Sunday Perspectives

November 7, 2010

The vicissitudes of justice in Nigeria (3)

By Douglass Anele
He must avoid the usual mistakes of Nigerian politicians who feel that they must change immediately all the appointments made, and uproot all the structures created, by their predecessors, thereby wasting valuable resources and time.

We can say definitely that some of the people that worked under Segun Oni (and, perhaps, Oni himself) are good. Indeed, some commentators have suggested that, relatively speaking, the former Ekiti State governor did a good job while in office; more importantly, they further claimed that he did not loot the treasury.

That may or may not be true. However, Fayemi should realise that it is better to consolidate the achievements of Oni than to rashly abrogate everything he inherited just to create the placebo of “action governor”. Unfortunately, few actions already taken by Fayemi, such as dissolution of local government councils, are questionable and may create unnecessary problems for him in future. He should “make haste slowly,” because hasty decisions are usually the ones people regret most.

Again, Fayemi must be careful about sycophants posing as friends and lovers of Ekiti State but who, deep down, are only interested in sharing money stolen from the state.

As we stated earlier, his victory in court is much easier than providing first class leadership for Ekiti people, particularly after the satisfactory performance of his predecessor.

If Fayemi improves upon Oni’s achievements, that would justify his victory and strengthen people’s confidence in his ability to govern. He also will be rewarded when next he vies for any elective position in Ekiti. Having said that, let us beam our searchlight on the judicial decisions emanating from different courts regarding cases of corruption and financial crimes involving some prominent, well-heeled, Nigerians.

The tendency towards judicial parochialism is increasing at a time when the level of corruption and financial rascality by members of the ruling and business elite has reached alarming proportions. For example, former governors accused of elephantine corruption nowadays go to courts domiciled in their states to get one type of injunction or another against their prosecution.

The cases of James Ibori and Peter Odili former governors of Delta and Rivers states respectively, are paradigmatic in this respect. Also, plea bargain is gaining ground as a means of letting big men and influential madams receive extremely outrageous light sentences for corruption.

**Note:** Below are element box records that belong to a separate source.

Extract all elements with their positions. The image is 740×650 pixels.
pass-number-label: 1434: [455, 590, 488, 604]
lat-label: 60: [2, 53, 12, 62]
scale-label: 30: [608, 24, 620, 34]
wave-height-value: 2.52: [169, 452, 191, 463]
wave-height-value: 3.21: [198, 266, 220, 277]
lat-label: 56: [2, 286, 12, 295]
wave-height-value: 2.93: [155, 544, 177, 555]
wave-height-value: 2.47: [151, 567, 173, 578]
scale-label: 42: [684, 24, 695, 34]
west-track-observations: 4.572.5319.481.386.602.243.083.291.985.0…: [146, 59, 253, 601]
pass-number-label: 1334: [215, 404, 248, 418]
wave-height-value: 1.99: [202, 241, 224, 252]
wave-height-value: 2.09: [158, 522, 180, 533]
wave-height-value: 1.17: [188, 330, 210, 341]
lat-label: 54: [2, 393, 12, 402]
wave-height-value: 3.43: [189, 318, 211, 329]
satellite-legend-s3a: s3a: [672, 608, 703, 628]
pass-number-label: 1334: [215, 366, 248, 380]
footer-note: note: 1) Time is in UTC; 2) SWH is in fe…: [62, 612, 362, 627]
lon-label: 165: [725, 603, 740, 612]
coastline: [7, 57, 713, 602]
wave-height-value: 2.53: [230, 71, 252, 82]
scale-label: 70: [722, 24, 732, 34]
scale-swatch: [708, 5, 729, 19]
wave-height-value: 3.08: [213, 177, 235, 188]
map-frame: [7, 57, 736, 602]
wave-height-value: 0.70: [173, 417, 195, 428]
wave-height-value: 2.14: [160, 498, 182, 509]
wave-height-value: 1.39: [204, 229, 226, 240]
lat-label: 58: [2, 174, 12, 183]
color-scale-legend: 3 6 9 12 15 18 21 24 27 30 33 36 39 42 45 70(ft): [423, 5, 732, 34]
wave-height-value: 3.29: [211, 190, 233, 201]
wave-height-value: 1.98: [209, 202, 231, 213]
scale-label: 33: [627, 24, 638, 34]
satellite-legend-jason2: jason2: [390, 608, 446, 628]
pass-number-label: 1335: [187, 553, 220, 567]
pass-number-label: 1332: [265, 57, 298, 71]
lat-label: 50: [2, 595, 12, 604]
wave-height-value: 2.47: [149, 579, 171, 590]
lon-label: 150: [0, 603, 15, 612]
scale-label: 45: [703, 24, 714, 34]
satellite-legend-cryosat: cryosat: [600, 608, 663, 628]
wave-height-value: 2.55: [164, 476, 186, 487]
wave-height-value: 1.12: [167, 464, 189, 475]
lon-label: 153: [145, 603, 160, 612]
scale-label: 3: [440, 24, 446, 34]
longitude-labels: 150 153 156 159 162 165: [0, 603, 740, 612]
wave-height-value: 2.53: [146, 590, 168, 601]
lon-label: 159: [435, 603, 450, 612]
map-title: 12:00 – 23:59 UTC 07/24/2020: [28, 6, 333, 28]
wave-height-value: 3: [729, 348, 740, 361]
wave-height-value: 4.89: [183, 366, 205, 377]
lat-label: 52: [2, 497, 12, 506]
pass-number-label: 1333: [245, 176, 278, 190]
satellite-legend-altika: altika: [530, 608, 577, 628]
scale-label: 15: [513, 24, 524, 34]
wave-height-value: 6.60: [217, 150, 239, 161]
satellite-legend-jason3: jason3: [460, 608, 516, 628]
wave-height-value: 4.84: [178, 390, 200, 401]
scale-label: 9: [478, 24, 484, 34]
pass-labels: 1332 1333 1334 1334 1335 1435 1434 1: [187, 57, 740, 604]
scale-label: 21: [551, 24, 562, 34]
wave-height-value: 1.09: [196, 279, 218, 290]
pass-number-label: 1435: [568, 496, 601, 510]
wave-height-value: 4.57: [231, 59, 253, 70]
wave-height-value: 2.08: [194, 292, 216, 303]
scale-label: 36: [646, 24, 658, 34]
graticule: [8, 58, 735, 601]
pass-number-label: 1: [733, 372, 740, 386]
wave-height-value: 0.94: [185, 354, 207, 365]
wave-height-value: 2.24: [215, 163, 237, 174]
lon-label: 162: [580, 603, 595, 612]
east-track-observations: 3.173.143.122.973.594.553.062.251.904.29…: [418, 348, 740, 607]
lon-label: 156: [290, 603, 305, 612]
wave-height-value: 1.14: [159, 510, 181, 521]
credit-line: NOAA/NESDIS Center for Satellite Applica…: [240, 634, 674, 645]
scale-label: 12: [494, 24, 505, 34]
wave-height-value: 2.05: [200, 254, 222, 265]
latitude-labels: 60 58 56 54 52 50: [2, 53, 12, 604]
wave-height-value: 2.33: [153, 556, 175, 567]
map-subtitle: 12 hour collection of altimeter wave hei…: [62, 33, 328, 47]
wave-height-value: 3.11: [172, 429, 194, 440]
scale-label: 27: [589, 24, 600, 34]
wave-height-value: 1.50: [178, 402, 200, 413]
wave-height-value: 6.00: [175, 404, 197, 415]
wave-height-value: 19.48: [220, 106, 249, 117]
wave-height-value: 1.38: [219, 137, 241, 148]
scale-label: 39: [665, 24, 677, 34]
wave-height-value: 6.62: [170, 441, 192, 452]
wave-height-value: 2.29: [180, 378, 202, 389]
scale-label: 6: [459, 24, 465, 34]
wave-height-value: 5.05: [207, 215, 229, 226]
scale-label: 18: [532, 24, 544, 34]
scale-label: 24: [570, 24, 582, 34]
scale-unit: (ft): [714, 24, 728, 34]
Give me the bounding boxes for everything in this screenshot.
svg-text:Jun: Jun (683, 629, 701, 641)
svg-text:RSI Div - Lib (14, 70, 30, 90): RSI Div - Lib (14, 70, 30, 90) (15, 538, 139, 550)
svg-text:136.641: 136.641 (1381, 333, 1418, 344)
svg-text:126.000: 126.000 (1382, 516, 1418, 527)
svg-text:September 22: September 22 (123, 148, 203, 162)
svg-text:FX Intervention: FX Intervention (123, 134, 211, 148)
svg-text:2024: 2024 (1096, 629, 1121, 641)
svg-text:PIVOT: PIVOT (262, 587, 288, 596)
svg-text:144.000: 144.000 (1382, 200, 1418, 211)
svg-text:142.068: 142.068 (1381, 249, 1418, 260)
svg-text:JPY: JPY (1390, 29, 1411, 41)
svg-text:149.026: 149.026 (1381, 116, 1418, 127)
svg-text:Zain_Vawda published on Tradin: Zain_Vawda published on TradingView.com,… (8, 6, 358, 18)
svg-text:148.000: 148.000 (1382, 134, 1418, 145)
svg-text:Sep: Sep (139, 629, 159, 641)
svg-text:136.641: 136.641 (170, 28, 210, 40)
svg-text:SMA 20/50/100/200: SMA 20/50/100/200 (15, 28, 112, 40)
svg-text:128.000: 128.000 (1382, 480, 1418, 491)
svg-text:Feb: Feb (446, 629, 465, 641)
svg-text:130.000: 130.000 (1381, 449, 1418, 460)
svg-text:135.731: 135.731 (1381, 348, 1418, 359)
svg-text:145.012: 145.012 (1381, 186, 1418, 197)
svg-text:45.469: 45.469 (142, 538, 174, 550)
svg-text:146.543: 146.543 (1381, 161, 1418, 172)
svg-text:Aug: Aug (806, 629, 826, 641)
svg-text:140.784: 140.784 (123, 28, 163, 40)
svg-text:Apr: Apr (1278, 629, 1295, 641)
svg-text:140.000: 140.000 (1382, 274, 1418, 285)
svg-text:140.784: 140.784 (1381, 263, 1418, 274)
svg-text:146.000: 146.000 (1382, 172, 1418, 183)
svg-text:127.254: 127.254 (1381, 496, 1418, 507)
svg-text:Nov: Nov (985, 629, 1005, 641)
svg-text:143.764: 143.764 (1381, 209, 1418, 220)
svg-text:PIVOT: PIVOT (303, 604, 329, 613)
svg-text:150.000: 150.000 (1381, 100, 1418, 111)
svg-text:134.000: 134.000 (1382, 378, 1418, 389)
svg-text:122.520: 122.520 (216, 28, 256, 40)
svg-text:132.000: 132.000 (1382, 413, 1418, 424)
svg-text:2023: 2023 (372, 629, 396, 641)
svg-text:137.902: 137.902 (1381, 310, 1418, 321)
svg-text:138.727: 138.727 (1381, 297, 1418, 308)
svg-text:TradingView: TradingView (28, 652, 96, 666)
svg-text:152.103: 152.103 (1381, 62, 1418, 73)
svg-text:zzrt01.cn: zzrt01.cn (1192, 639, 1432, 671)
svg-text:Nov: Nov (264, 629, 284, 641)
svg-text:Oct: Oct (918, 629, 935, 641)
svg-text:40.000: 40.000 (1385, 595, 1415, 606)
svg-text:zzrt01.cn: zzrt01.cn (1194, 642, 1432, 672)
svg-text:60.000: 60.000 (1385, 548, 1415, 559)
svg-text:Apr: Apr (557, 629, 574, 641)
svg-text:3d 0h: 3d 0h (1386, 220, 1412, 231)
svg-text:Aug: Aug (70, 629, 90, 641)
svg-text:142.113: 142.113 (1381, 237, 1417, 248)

In this category are the decided cases of Tafa Balogun, former Inspector General of Police, Diepreye Alameyeseigha and Lucky Igbinedion, former helmsmen of Bayelsa and Edo states respectively and Cecilia Ibru, former managing director and chief executive officer of Oceanic Bank. The use of plea bargain in disposing cases is an accepted legal practice worldwide.

Its main advantage is that it avoids the necessity of lengthy, acrimonious and exhaustive trials, more so considering the heavy workload of judges and inadequate infrastructure for smooth and expedited dispensation of justice. Those who opt for plea bargain are mostly the rich and famous with huge financial resources to stretch trials almost indefinitely. But whereas in foreign countries, judges regularly reject the process or ensure that convicts are stripped of almost all they fraudulently accumulated and are handed a reasonable jail term as a deterrent, in Nigeria the reverse is the case.

In other words, some of our judges seem not to appreciate the fact that giving very short jail terms to big men and influential madams in the pretext of plea bargain ultimately undermines the war against corruption and corroborates allegations of graft in the judiciary. Again, as we observed earlier, it creates the impression that there are two sets of laws in Nigeria, namely, one for the rich and famous, the other for ordinary citizens. In fact, people now say that it is better to steal billions so that after giving the government a percentage of the loot one would, after two years imprisonment, go home and enjoy the remainder.

If this kind of thinking becomes widespread (and there are indications that Nigerians are embracing it) then the war against corruption has already been lost.

There is just no way the philosophy of “steal as much as you can and return whatever you must” behind the practice of plea bargain in Nigeria can discourage corruption in high places.

The following questions are for judges who offer very lenient soft landing to prominent plea bargainers: what is the fundamental justification for punishing offenders? Should the severity of punishment meted out to an offender be commensurate with the gravity of offence committed?

Is it morally right and just that people who stole billions of naira belonging to Nigerians or to companies as the case may be (with much wider negative multiplier-effects on the society) are given light jail terms whereas others that stole peanuts are jailed for much longer periods?

Should judges be totally insulated from the moral ecology of the society or insensitive to the feelings of the general public with respect to corruption?  It is evident that the way judges handle electoral and corruption cases will determine the type of society Nigeria will be in future.

Thus, they cannot afford to be part of the ugly morass of indiscipline and corruption because, as the old cliché says, “judiciary is the last hope of the common man.” We appeal to those working in the “temple of justice” to search their hearts and minds and tell themselves the truth. Some judges are corrupt; there is no doubt about that.

Nevertheless, although old habits die hard, it is also true that apart from death there is nothing in human existence that cannot change, or be changed, for the better.  Concluded.